New combined procedures such as MRI and CT or MRI and PET provide more precise results for the determination of findings

Everyone can remember imaging techniques such as ultrasound, X-ray, CT (Computer Tomography), MRI (Magnetic Resonance Imaging), NMR (Nuclear Magnetic Resonance) or PET (Positron Emission Tomography) from their last visit to their medical practice. In the X-ray area, there are CMOS image sensors for detecting X-rays. These involve a complete wafer or extremely large semiconductor dies that are used as X-ray sensors. In all the imaging systems very fast A/D converters and computationally intensive digital signal processing are required. Imaging systems also include camera systems, such as those used in nevus checks in dermatological medicine. This provides digital documentation of skin changes.

Portable Imaging

Portable devices in the medical imaging area include ultrasound devices and smaller X-ray machines (mainly in veterinary medicine)

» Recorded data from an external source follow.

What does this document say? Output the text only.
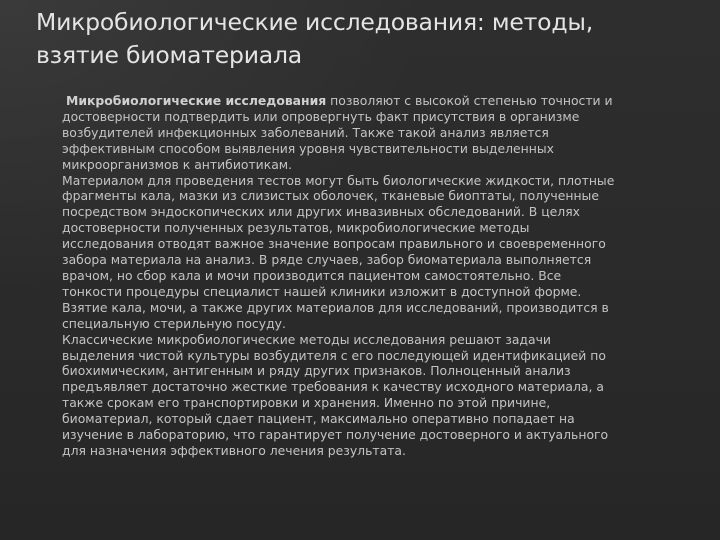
Микробиологические исследования: методы,
взятие биоматериала
Микробиологические исследования позволяют с высокой степенью точности и
достоверности подтвердить или опровергнуть факт присутствия в организме
возбудителей инфекционных заболеваний. Также такой анализ является
эффективным способом выявления уровня чувствительности выделенных
микроорганизмов к антибиотикам.
Материалом для проведения тестов могут быть биологические жидкости, плотные
фрагменты кала, мазки из слизистых оболочек, тканевые биоптаты, полученные
посредством эндоскопических или других инвазивных обследований. В целях
достоверности полученных результатов, микробиологические методы
исследования отводят важное значение вопросам правильного и своевременного
забора материала на анализ. В ряде случаев, забор биоматериала выполняется
врачом, но сбор кала и мочи производится пациентом самостоятельно. Все
тонкости процедуры специалист нашей клиники изложит в доступной форме.
Взятие кала, мочи, а также других материалов для исследований, производится в
специальную стерильную посуду.
Классические микробиологические методы исследования решают задачи
выделения чистой культуры возбудителя с его последующей идентификацией по
биохимическим, антигенным и ряду других признаков. Полноценный анализ
предъявляет достаточно жесткие требования к качеству исходного материала, а
также срокам его транспортировки и хранения. Именно по этой причине,
биоматериал, который сдает пациент, максимально оперативно попадает на
изучение в лабораторию, что гарантирует получение достоверного и актуального
для назначения эффективного лечения результата.
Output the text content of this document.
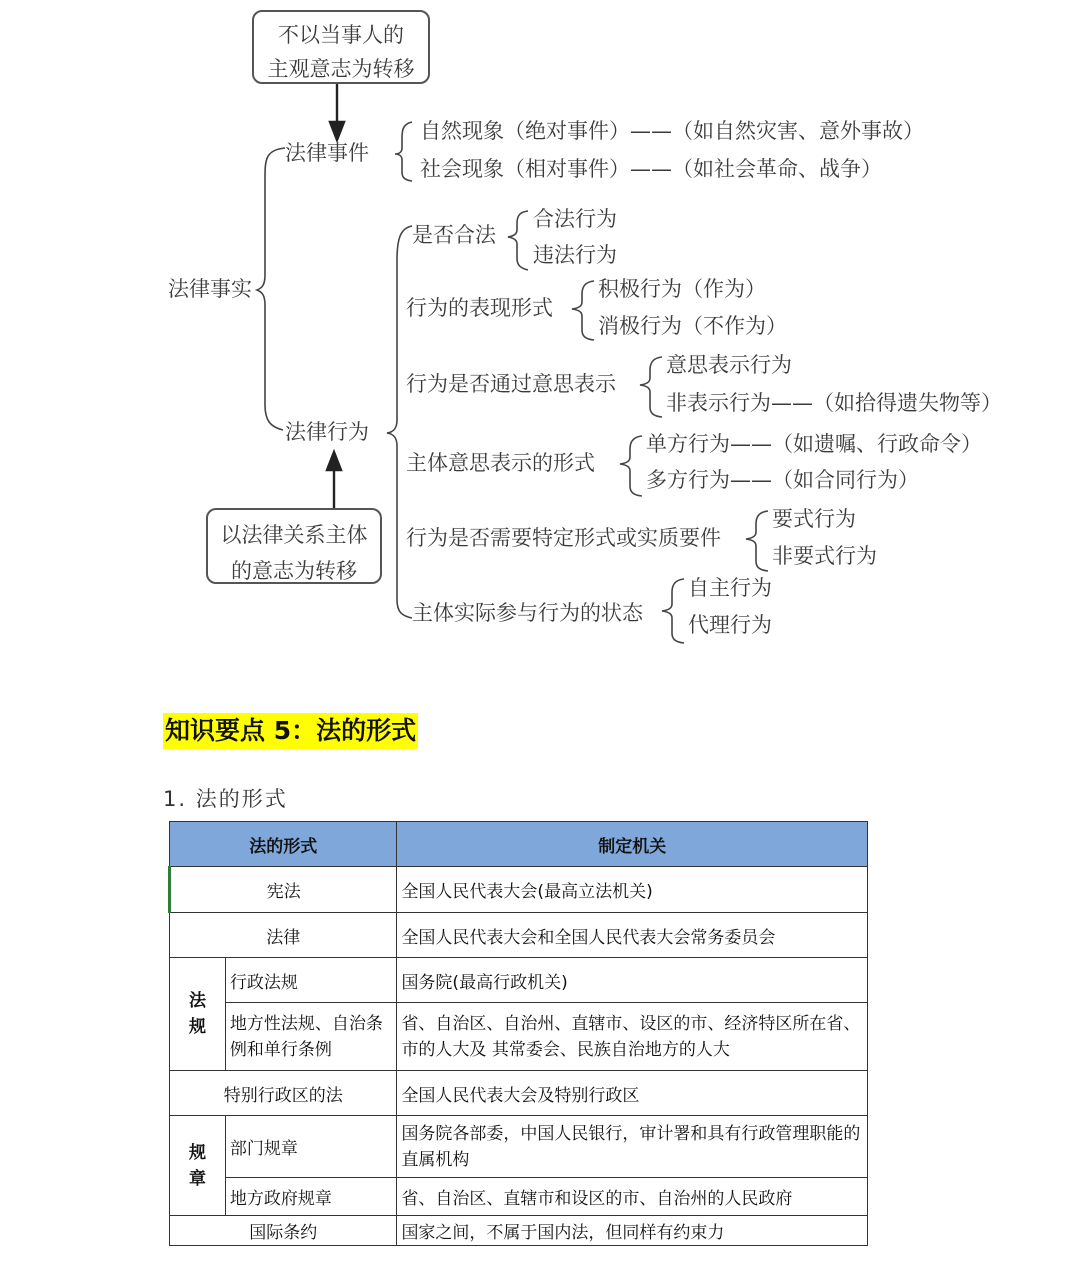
法律事实
不以当事人的
主观意志为转移
以法律关系主体
的意志为转移
法律事件
自然现象（绝对事件）——（如自然灾害、意外事故）
社会现象（相对事件）——（如社会革命、战争）
法律行为
是否合法
合法行为
违法行为
行为的表现形式
积极行为（作为）
消极行为（不作为）
行为是否通过意思表示
意思表示行为
非表示行为——（如拾得遗失物等）
主体意思表示的形式
单方行为——（如遗嘱、行政命令）
多方行为——（如合同行为）
行为是否需要特定形式或实质要件
要式行为
非要式行为
主体实际参与行为的状态
自主行为
代理行为
知识要点 5：法的形式
1. 法的形式
法的形式		制定机关
宪法		全国人民代表大会(最高立法机关)
法律		全国人民代表大会和全国人民代表大会常务委员会
法
规	行政法规	国务院(最高行政机关)
	地方性法规、自治条例和单行条例	省、自治区、自治州、直辖市、设区的市、经济特区所在省、市的人大及 其常委会、民族自治地方的人大
特别行政区的法		全国人民代表大会及特别行政区
规
章	部门规章	国务院各部委，中国人民银行，审计署和具有行政管理职能的直属机构
	地方政府规章	省、自治区、直辖市和设区的市、自治州的人民政府
国际条约		国家之间，不属于国内法，但同样有约束力
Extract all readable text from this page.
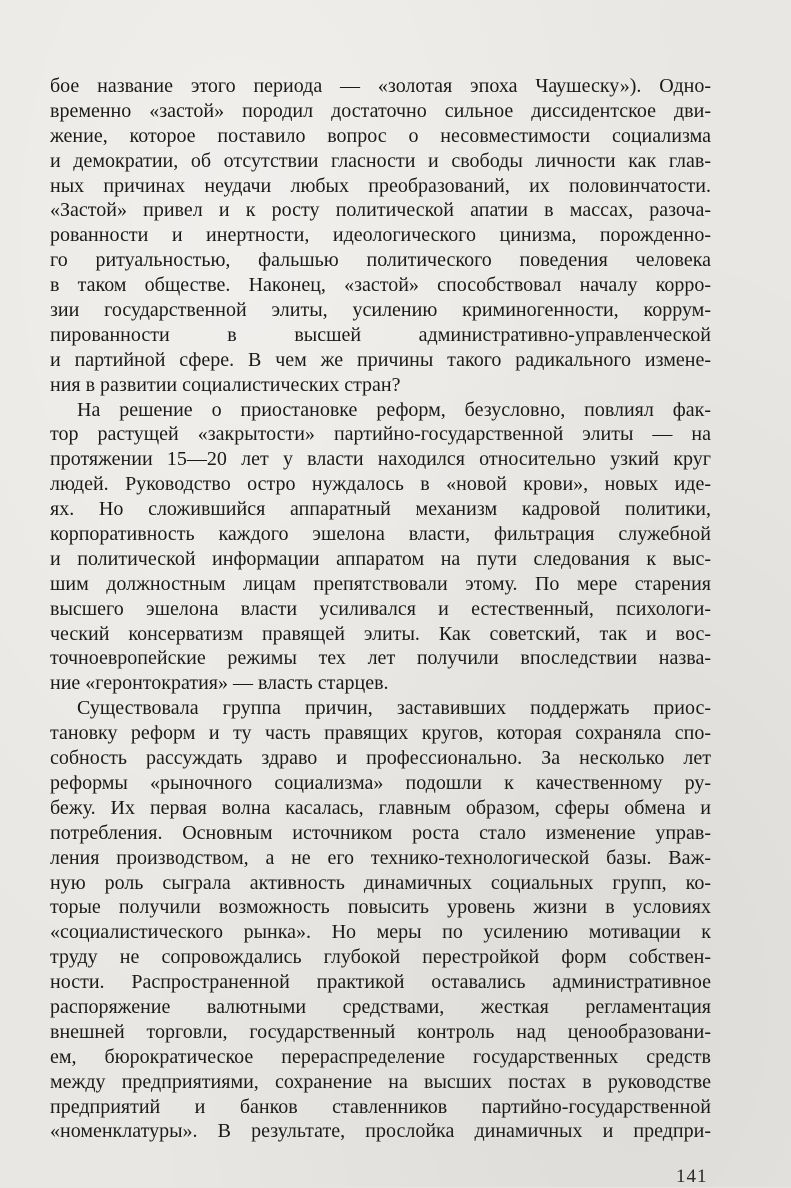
бое название этого периода — «золотая эпоха Чаушеску»). Одно-
временно «застой» породил достаточно сильное диссидентское дви-
жение, которое поставило вопрос о несовместимости социализма
и демократии, об отсутствии гласности и свободы личности как глав-
ных причинах неудачи любых преобразований, их половинчатости.
«Застой» привел и к росту политической апатии в массах, разоча-
рованности и инертности, идеологического цинизма, порожденно-
го ритуальностью, фальшью политического поведения человека
в таком обществе. Наконец, «застой» способствовал началу корро-
зии государственной элиты, усилению криминогенности, коррум-
пированности в высшей административно-управленческой
и партийной сфере. В чем же причины такого радикального измене-
ния в развитии социалистических стран?
На решение о приостановке реформ, безусловно, повлиял фак-
тор растущей «закрытости» партийно-государственной элиты — на
протяжении 15—20 лет у власти находился относительно узкий круг
людей. Руководство остро нуждалось в «новой крови», новых иде-
ях. Но сложившийся аппаратный механизм кадровой политики,
корпоративность каждого эшелона власти, фильтрация служебной
и политической информации аппаратом на пути следования к выс-
шим должностным лицам препятствовали этому. По мере старения
высшего эшелона власти усиливался и естественный, психологи-
ческий консерватизм правящей элиты. Как советский, так и вос-
точноевропейские режимы тех лет получили впоследствии назва-
ние «геронтократия» — власть старцев.
Существовала группа причин, заставивших поддержать приос-
тановку реформ и ту часть правящих кругов, которая сохраняла спо-
собность рассуждать здраво и профессионально. За несколько лет
реформы «рыночного социализма» подошли к качественному ру-
бежу. Их первая волна касалась, главным образом, сферы обмена и
потребления. Основным источником роста стало изменение управ-
ления производством, а не его технико-технологической базы. Важ-
ную роль сыграла активность динамичных социальных групп, ко-
торые получили возможность повысить уровень жизни в условиях
«социалистического рынка». Но меры по усилению мотивации к
труду не сопровождались глубокой перестройкой форм собствен-
ности. Распространенной практикой оставались административное
распоряжение валютными средствами, жесткая регламентация
внешней торговли, государственный контроль над ценообразовани-
ем, бюрократическое перераспределение государственных средств
между предприятиями, сохранение на высших постах в руководстве
предприятий и банков ставленников партийно-государственной
«номенклатуры». В результате, прослойка динамичных и предпри-
141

For portable ultrasound devices in particular, there are built-in front-end modules, which process a large part of the signal chain. Other portable imaging systems include endoscopes and cameras in pill form suitable for inspecting the small intestine (especially for the detection of small-bowel cancer), where the small bowel cannot be reached by normal endoscopes. Currently, such pill cameras cannot be controlled from the outside, but manufacturers of medical technology devices are already working on the next generation of externally controllable pill cameras.